Google droit à l'oubli

Un bref rappel pour ceux qui n’auraient pas suivi le feuilleton sur le droit à l’oubli. Suite à une décision de la CJUE du 13 mai 2014, Google est obligé de supprimer les résultats du moteur de recherche à la suite d’une demande provenant d’une personne concernée par ces résultats. Le problème, c’est que ces résultats sont uniquement retirés des versions européennes de Google. Ainsi, en allant sur Google.com, il est toujours possible de retrouver ces résultats censés être supprimés. La CNIL avait donc mis en demeure Google de supprimer les résultats sur l’ensemble des versions du moteur de recherche, y compris pour les extensions non européennes comme le .com donc. Google semble avoir trouvé une solution intermédiaire, basée sur la localisation de l’utilisateur.

 

La localisation pour supprimer les résultats

Vendredi dernier, le géant de Mountain View a annoncé que les résultats supprimés à la suite des requêtes du droit à l’oubli seront bien invisibles, même sur les extensions non européennes du moteur de recherche.

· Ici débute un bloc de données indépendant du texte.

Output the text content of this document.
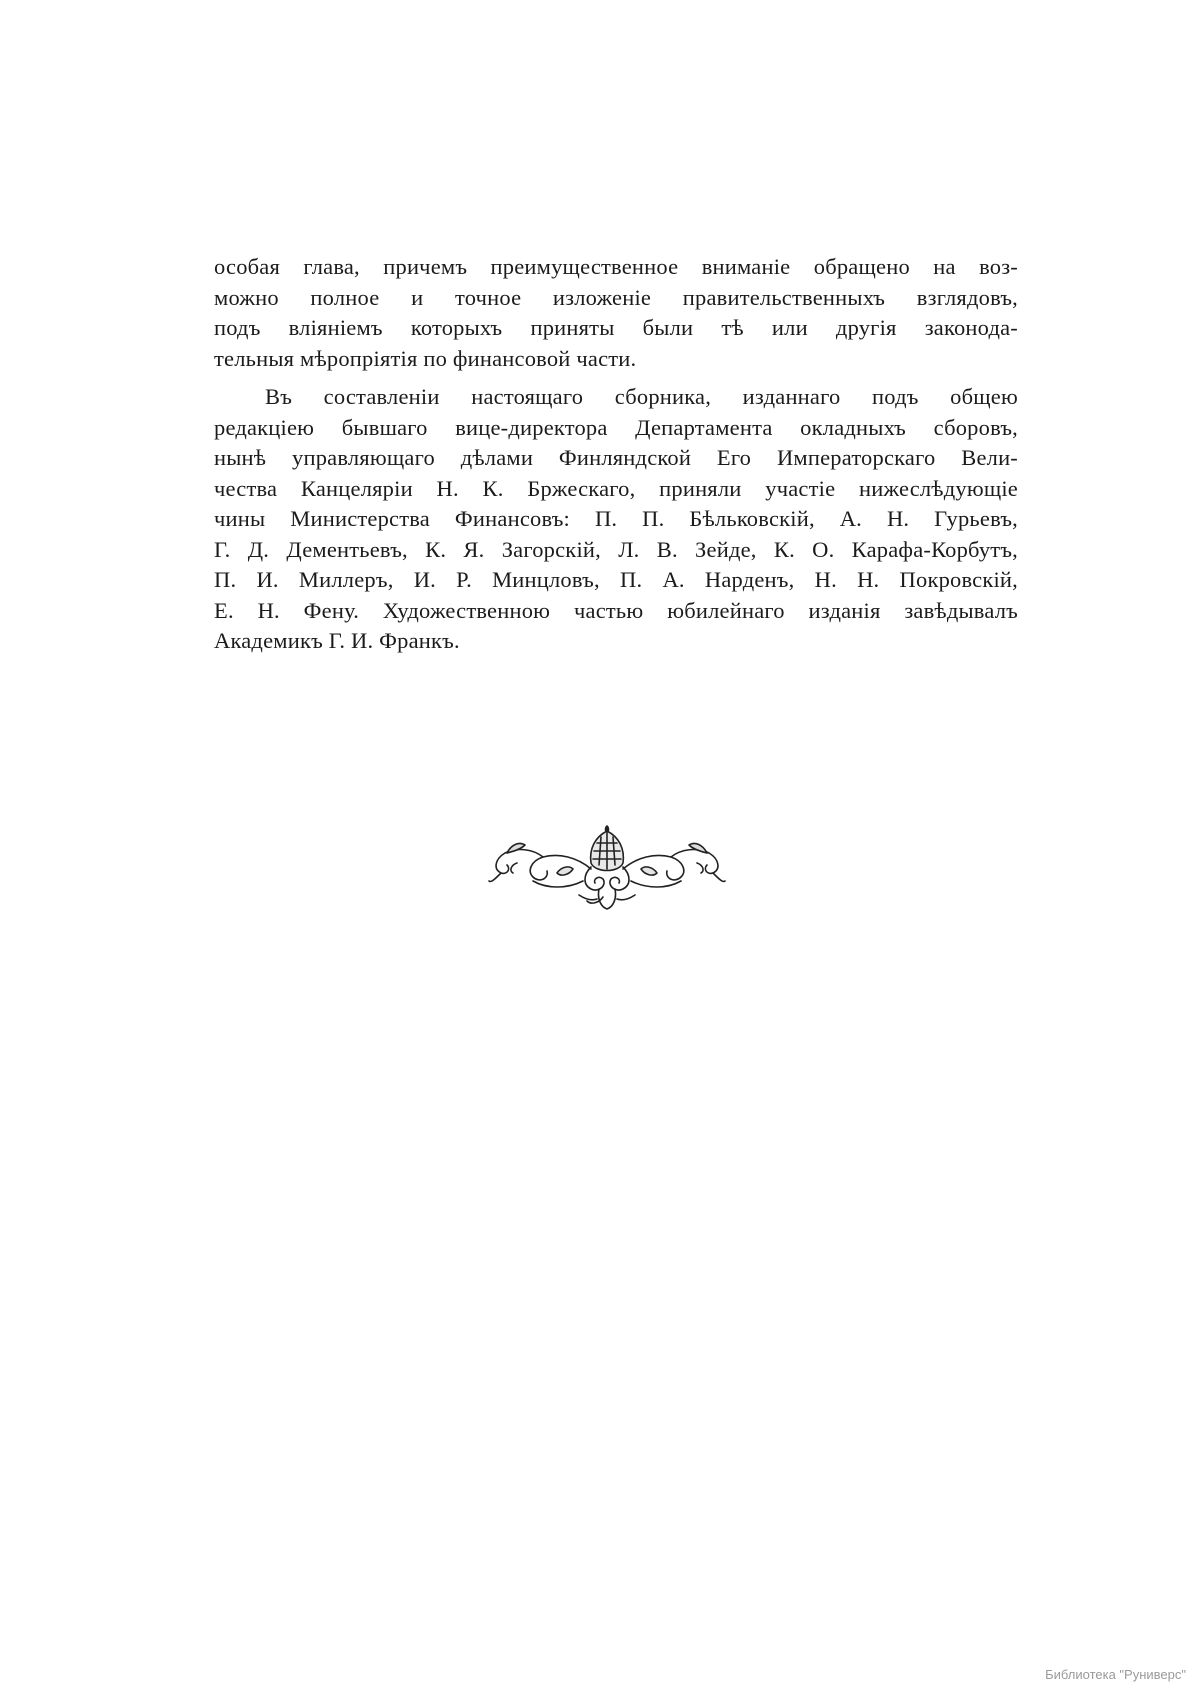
особая глава, причемъ преимущественное вниманіе обращено на воз-
можно полное и точное изложеніе правительственныхъ взглядовъ,
подъ вліяніемъ которыхъ приняты были тѣ или другія законода-
тельныя мѣропріятія по финансовой части.
Въ составленіи настоящаго сборника, изданнаго подъ общею
редакціею бывшаго вице-директора Департамента окладныхъ сборовъ,
нынѣ управляющаго дѣлами Финляндской Его Императорскаго Вели-
чества Канцеляріи Н. К. Бржескаго, приняли участіе нижеслѣдующіе
чины Министерства Финансовъ: П. П. Бѣльковскій, А. Н. Гурьевъ,
Г. Д. Дементьевъ, К. Я. Загорскій, Л. В. Зейде, К. О. Карафа-Корбутъ,
П. И. Миллеръ, И. Р. Минцловъ, П. А. Нарденъ, Н. Н. Покровскій,
Е. Н. Фену. Художественною частью юбилейнаго изданія завѣдывалъ
Академикъ Г. И. Франкъ.
Библиотека "Руниверс"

Toutefois, pour y parvenir, Google utilise un artifice : la localisation de l’utilisateur. Ainsi, si Google détecte que l’utilisateur est en Europe, le moteur de recherche cache les résultats, même en utilisant les extensions non européennes du moteur de recherche. Google précise que la localisation est détectée avec « un signal de géolocalisation (comme une adresse IP) ». Une méthode très simple à contourner, notamment avec l’utilisation d’un VPN, à moins que Google utilise d’autres méthodes de « localisation ».

Cette méthode avait déjà été évoquée au mois de février et les sources proches du dossier avaient indiqué que Google s’était rapproché de la CNIL pour faire valider ce système. La commission nationale n’a pas encore fait de commentaire à ce sujet.